After two years of drought, the weather department has predicted a normal monsoon this year. Rejoicing along with water-starved villages are FMCG firms, who believe that there is a lot of pent up demand in these areas.
Analysts say two successive droughts led to a dip in income and economic stress, leading to low purchasing power.
Marico Ltd MD and CEO Saugata Gupta was quoted by PTI by saying: “There is short-term pressure on rural consumption and the situation is slightly stressed, especially in the states that have been affected by drought for two consecutive years.”
“Poor monsoons last year did have an adverse impact on rural demand and we have seen growth slowdown in the hinterland towards the second half of the year,” Dabur India CFO, Lalit Malik, was also quoted by PTI as saying.
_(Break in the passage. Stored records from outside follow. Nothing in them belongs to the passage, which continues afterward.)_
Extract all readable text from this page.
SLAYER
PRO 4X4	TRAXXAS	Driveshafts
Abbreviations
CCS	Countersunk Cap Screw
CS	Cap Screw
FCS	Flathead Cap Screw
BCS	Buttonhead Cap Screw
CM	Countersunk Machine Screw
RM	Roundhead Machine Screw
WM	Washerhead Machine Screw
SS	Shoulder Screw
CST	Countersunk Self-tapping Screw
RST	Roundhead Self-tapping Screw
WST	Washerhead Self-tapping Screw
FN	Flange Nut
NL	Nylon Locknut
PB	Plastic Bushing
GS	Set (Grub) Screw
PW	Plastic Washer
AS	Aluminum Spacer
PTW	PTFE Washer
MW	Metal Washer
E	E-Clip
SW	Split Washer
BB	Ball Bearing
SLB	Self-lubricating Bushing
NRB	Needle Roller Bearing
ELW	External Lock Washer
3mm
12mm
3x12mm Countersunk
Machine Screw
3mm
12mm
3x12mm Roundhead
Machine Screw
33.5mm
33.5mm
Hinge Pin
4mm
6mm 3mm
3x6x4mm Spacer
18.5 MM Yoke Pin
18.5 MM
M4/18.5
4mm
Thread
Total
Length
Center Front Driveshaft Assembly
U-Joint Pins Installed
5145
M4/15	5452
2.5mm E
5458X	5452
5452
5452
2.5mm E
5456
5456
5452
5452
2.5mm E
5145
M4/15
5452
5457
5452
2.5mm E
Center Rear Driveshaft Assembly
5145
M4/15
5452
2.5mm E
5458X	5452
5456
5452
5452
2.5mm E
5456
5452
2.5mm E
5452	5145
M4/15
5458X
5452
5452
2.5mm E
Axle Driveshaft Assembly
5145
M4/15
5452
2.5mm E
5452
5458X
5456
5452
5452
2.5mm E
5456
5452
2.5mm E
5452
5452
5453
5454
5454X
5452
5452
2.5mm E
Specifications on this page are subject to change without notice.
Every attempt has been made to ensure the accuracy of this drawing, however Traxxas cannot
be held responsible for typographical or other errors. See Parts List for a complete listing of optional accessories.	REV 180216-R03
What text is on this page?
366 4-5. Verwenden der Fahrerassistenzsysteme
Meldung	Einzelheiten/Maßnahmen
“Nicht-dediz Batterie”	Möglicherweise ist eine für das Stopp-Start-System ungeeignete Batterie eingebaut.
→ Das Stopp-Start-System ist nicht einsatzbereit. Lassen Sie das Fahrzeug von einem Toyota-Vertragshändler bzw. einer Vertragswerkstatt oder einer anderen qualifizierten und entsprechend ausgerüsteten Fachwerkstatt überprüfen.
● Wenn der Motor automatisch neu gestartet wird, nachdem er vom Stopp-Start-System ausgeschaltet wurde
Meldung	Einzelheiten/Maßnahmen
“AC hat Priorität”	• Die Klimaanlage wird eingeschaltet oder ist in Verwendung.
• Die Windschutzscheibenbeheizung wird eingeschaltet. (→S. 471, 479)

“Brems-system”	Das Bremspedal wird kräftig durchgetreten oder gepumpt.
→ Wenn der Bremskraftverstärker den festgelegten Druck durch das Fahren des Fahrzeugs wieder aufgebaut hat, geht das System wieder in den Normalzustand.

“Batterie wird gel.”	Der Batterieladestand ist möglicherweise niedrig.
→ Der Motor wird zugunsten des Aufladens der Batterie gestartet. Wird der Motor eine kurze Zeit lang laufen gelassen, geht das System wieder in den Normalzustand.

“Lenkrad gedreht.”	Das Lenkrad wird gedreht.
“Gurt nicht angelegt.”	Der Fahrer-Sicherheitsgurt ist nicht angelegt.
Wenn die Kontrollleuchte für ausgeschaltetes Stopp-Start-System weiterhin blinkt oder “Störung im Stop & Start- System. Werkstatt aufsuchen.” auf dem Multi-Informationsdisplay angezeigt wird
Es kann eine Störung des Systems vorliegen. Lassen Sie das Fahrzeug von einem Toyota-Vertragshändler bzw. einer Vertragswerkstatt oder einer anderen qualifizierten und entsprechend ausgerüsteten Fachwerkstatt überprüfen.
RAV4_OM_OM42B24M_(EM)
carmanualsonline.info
Many parts of states like Maharashtra, Karnataka, Kerala, Gujarat, Uttar Pradesh, Orissa and West Bengal are facing drought.
With companies garnering up to 30 per cent of their overall sales from rural markets, they are keeping their fingers crossed for a good monsoon this year.
The companies are keeping fingers crossed for a good monsoon this year so that sales could be revived in the second half of this fiscal.
GCPL Business Head India and SAARC, Sunil Kataria was quoted by PTI as saying: “I expect a significant swing in the second half because of monsoon is June to September and it would change the consumer sentiments.”
He said the measures announced by the government in the Budget to boost rural economy will also have an impact on FMCG sales during the course of the year.
“There has been a pent up demand. People have been postponing purchases because as they do not have money today but aspirations do not die in consumers’ mind. They just hold back,” Kataria was further quoted as saying.
With the expectation of demand to pick up in the second half, Gupta said Marico lined up “an aggressive pricing strategy, prioritising long-term value and consumer delight over maximising short term margin.”
Malik also said Dabur has already put in place distribution footprint to tap the demand growth. It is continuing to enhance distribution coverage in rural India from 14,000 villages to over 45,000 villages now.